XXIV

157 37 3
                                    

Halo, ada yang masih inget cerita ini? 😣
Apa aku pergi terlalu lama? Masihkah cerita ini ada di perpustakaan kalian?

Jika masih, terima kasih sudah menunggu  😀 Terima kasih juga untuk yang baru sampai di lapak ini waktu aku hiatus dan tetep memberi dukungan melalui vote.
Karena notifnya tertimbun aku gak bisa berkunjung ke akun kalian satu persatu. Jadi, terima kasih juga yang sudah menambahkan Shamhat ke reading list.

Karena lagi ngambil libur cukup lama aku putusin buat nulis kelanjutan Shamhat. Kasian kalo ngegantung.

Selamat membaca...!

Mereka silih berganti menggumamkan sebuah kata. Kata yang tak lagi bisa kudengar. Aku seperti kembali ke tempat asalku namun tanpa bisa mengingat siapa diriku. Seorang wanita paruh baya yang tersenyum padaku, dan pria yang tampak lebih tua darinya duduk di kursi makan. Secangkir kopi yang mulai mendingin. Lalu seorang gadis yang lebih muda usianya dariku menepuk keras pundakku. Dia tertawa sambil menggumamkan kata yang lagi-lagi tidak bisa kudengar.

Pintu diketuk dan satu lagi gadis berkulit putih masuk ke ruangan itu. Aku meneguk ludah. Mereka semua tidak bisa kukenali. Mereka juga tidak berhenti menggumamkan kata itu. Telingaku berdengung seketika.

Aku ingin berteriak namun suaraku tak kunjung keluar. Aku tidak bisa berbicara. Nafasku sesak, pandanganku mengabur oleh air mata. Aku menangis.

"Shamhat."

Begitu aku terbangun dari mimpi buruk itu hanya air mata yang tetap memburamkan pandanganku.

"Mimpi buruk?"

Baru kusadari Enkidu terduduk di sampingku dengan senyum menenangkan. Begitu saja aku menerjangnya dengan pelukan. Ingatanku tak lekang dari mimpi itu. Ketakutanku terbawa hingga aku bangun.

"Kita sama. Aku..., juga terbangun karena mimpi yang buruk."

Sambil menenangkan diriku sendiri aku hanya diam tanpa membalas. Dia menepuk-nepuk punggungku pelan tanpa berbicara lagi. Cukup lama. Membuatku candu akan kehangatannya.

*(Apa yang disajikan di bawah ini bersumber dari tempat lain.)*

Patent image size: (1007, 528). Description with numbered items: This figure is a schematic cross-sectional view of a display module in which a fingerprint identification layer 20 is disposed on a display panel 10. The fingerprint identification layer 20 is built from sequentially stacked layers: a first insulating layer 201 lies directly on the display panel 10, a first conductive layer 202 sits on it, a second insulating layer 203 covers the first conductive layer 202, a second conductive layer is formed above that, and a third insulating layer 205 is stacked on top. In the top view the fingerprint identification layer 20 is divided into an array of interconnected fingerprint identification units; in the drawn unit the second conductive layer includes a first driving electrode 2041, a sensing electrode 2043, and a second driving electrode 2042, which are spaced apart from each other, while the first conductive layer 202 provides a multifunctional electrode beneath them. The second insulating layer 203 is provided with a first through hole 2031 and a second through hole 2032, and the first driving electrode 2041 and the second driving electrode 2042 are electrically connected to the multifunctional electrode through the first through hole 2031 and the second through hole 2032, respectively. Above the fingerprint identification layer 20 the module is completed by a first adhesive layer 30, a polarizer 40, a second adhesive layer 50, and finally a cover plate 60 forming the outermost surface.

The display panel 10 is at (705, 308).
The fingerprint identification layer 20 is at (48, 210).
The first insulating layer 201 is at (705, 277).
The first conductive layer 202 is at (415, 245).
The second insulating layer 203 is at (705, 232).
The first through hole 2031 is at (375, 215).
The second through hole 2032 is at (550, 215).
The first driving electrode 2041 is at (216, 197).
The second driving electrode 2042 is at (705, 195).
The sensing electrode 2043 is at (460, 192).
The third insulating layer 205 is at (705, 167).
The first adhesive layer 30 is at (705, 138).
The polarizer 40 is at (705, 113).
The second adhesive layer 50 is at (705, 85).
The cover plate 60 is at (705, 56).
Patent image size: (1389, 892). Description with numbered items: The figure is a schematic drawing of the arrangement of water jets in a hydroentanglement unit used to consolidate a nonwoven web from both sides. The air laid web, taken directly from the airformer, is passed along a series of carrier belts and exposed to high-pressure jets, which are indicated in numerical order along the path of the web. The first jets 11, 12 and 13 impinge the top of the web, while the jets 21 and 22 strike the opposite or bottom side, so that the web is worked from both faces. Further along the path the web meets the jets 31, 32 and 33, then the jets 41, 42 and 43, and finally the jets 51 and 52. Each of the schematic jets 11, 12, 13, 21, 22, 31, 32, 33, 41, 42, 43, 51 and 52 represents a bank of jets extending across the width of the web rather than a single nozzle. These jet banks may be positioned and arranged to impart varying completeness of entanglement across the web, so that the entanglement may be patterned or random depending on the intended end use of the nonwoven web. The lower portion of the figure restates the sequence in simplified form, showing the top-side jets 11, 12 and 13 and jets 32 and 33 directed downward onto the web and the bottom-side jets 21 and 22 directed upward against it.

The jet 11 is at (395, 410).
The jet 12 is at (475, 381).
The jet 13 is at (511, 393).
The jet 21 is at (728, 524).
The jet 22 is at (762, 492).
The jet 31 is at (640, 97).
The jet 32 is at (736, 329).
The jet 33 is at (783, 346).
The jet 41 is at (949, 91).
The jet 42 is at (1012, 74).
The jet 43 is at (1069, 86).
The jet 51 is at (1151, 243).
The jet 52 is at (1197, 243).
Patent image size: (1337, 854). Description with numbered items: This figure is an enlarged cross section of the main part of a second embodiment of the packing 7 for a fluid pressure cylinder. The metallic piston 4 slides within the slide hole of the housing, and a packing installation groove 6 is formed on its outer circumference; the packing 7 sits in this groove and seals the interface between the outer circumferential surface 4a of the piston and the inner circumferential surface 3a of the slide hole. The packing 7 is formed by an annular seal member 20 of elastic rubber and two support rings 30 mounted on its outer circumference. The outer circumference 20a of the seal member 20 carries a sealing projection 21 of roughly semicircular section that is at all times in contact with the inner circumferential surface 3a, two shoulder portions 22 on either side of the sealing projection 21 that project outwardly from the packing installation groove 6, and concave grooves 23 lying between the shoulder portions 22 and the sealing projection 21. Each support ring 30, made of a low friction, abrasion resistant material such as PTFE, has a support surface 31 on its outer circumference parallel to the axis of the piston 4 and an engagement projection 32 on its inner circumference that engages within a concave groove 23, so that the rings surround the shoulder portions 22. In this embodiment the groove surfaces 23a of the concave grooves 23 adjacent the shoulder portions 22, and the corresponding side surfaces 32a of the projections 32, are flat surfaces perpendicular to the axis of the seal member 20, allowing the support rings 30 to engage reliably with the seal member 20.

"Sudah lebih baik? Kau harus segera tidur."

Aku menggeleng pelan. Sifat aneh ini muncul tiba-tiba. Untuk sesaat, aku ingin dia lebih memperhatikanku. Menepuk punggungku dan membelai rambutku dengan lembut. Bahkan nafasnya yang berhembus di pundakku ikut memberiku ketenangan.

"Shamhat, sejujurnya ini berbeda dari dirimu yang biasanya. Apa mimpi itu begitu buruk?"

Aku hanya bangkit untuk memandangi bibirnya yang terus bergerak. Tanpa menjawab, dan membiarkannya menyuarakan namaku berulang kali. Aku tergoda, kupejamkan mataku lantas mengecup bibirnya singkat.

Belum selesai dia terkejut, aku kembali berbaring sembari memunggunginya. Aku tidak tahu apa yang mengusikku sampai aku berani melakukannya. Jadi aku kelewat malu bahkan untuk menatap matanya.

Tidak ada reaksi dalam beberapa detik. Tapi aku mulai merasakan dirinya yang mendekatiku.

"Shamhat," panggilnya pelan. Aku tidak tahu apa yang ingin dilakukannya, tapi aku terkejut saat ternyata dia telah mengurungku dengan kedua tangannya.

Surai hijau panjangnya menjuntai, menggelitik telingaku. Ekspresinya begitu polos sampai aku tidak bisa menebak apa yang sedang dia pikirkan. Lalu dia membalas kecupanku. Mengulum bibirku lembut.